Re: Postgres: pg_hba.conf, md5, pg_shadow, encrypted passwords - Mailing list pgsql-hackers

From Andrew Dunstan
Subject Re: Postgres: pg_hba.conf, md5, pg_shadow, encrypted passwords
Date
Msg-id 4267C200.6080109@dunslane.net
Whole thread Raw
In response to Re: Postgres: pg_hba.conf, md5, pg_shadow, encrypted passwords  (Tom Lane <tgl@sss.pgh.pa.us>)
Responses Re: Postgres: pg_hba.conf, md5, pg_shadow, encrypted passwords  (Stephen Frost <sfrost@snowman.net>)
List pgsql-hackers

Tom Lane wrote:

>It's worth pointing out also that adding a per-user-entry random salt
>to the password protocol is not some kind of penalty-free magic bullet.
>In particular it implies information leakage: I can tell from the
>password challenge (or lack of one) whether the username I have offered
>is valid.  So rather than claiming "this is unconditionally a good thing
>to do", you must actually provide a credible scenario that makes the
>threat you are defending against more dangerous than the sorts of new
>threats we'll be exposed to.  So far I haven't seen a very credible
>threat here.
>
>    
>  
>

Ok, this made me think a bit.
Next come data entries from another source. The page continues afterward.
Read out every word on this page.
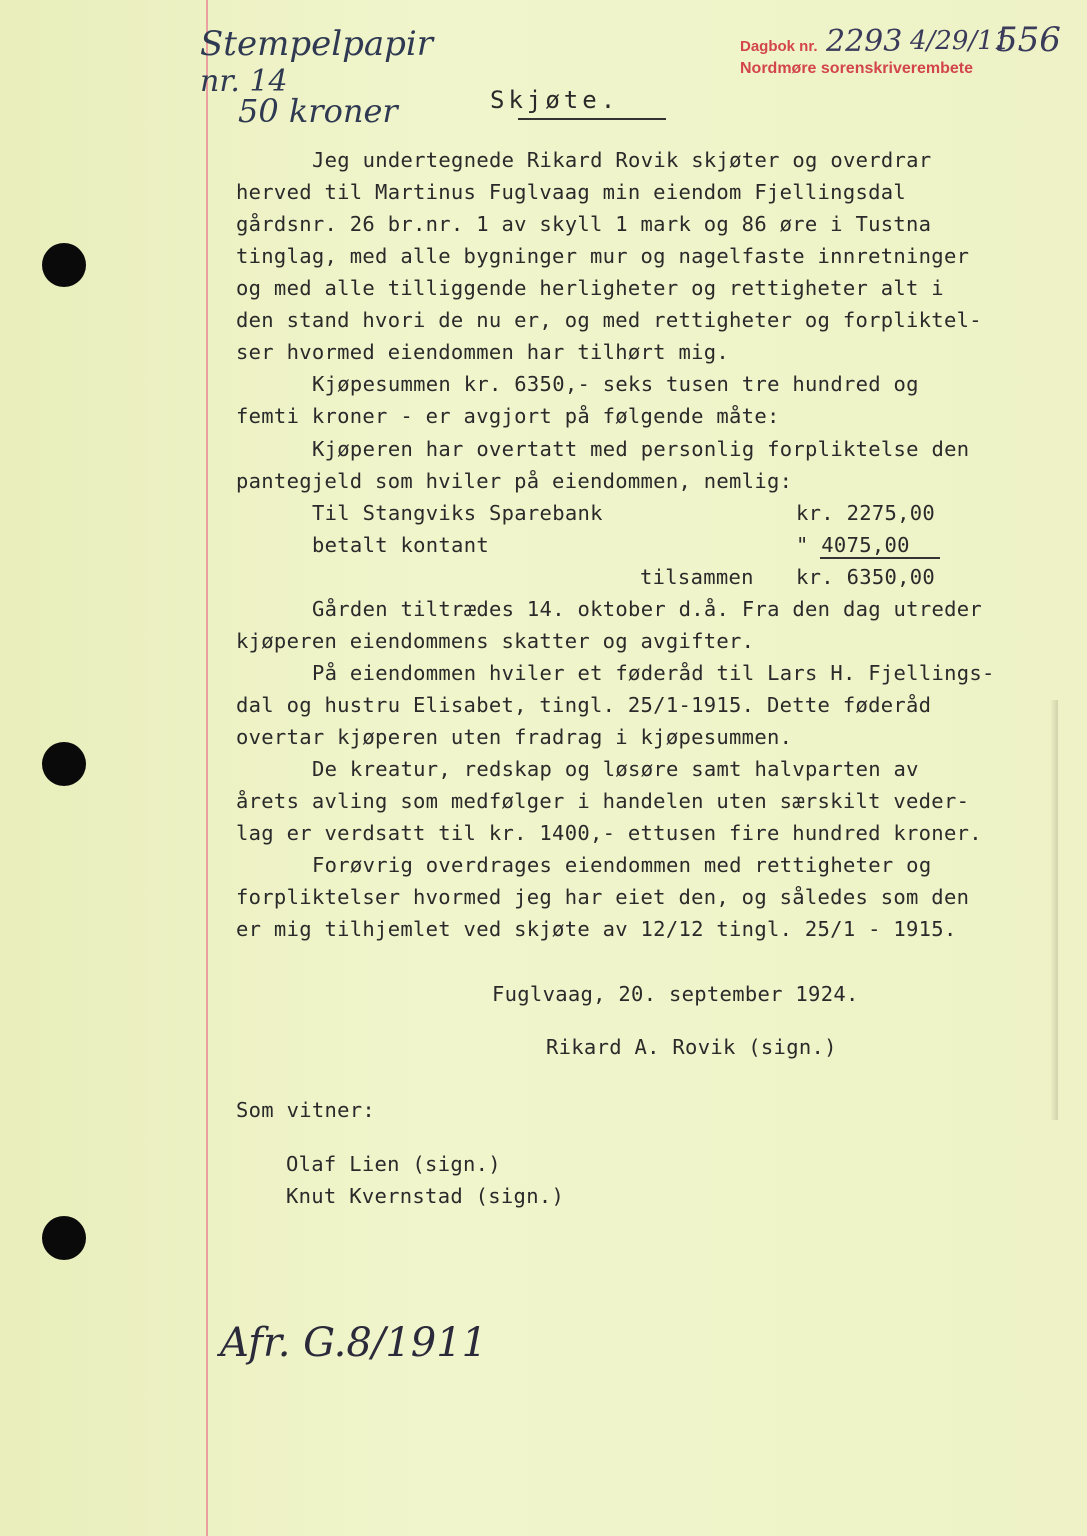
Stempelpapir
nr. 14
50 kroner
Dagbok nr. 2293 4/29/11
556
Nordmøre sorenskriverembete
Skjøte.
Jeg undertegnede Rikard Rovik skjøter og overdrar
herved til Martinus Fuglvaag min eiendom Fjellingsdal
gårdsnr. 26 br.nr. 1 av skyll 1 mark og 86 øre i Tustna
tinglag, med alle bygninger mur og nagelfaste innretninger
og med alle tilliggende herligheter og rettigheter alt i
den stand hvori de nu er, og med rettigheter og forpliktel-
ser hvormed eiendommen har tilhørt mig.
Kjøpesummen kr. 6350,- seks tusen tre hundred og
femti kroner - er avgjort på følgende måte:
Kjøperen har overtatt med personlig forpliktelse den
pantegjeld som hviler på eiendommen, nemlig:
Til Stangviks Sparebank	kr. 2275,00
betalt kontant	" 4075,00
tilsammen kr. 6350,00
Gården tiltrædes 14. oktober d.å. Fra den dag utreder
kjøperen eiendommens skatter og avgifter.
På eiendommen hviler et føderåd til Lars H. Fjellings-
dal og hustru Elisabet, tingl. 25/1-1915. Dette føderåd
overtar kjøperen uten fradrag i kjøpesummen.
De kreatur, redskap og løsøre samt halvparten av
årets avling som medfølger i handelen uten særskilt veder-
lag er verdsatt til kr. 1400,- ettusen fire hundred kroner.
Forøvrig overdrages eiendommen med rettigheter og
forpliktelser hvormed jeg har eiet den, og således som den
er mig tilhjemlet ved skjøte av 12/12 tingl. 25/1 - 1915.
Fuglvaag, 20. september 1924.
Rikard A. Rovik (sign.)
Som vitner:
Olaf Lien (sign.)
Knut Kvernstad (sign.)
Afr. G.8/1911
It's a valid point. I started off just 
thinking that you would send along the stored salt with the random 
session salt in something like the current AuthenticationMD5Password 
message, and if the user didn't exist send something faked out. But you 
would still get the information leak unless the faked out part could be 
consistent (inconsistency would imply an invalid user id), so it 
couldn't just be something random - you'd either have to make it 
algorithmic, which would kinda defeat the purpose, or keep a dictionary 
... and we're back in much the same place we came in.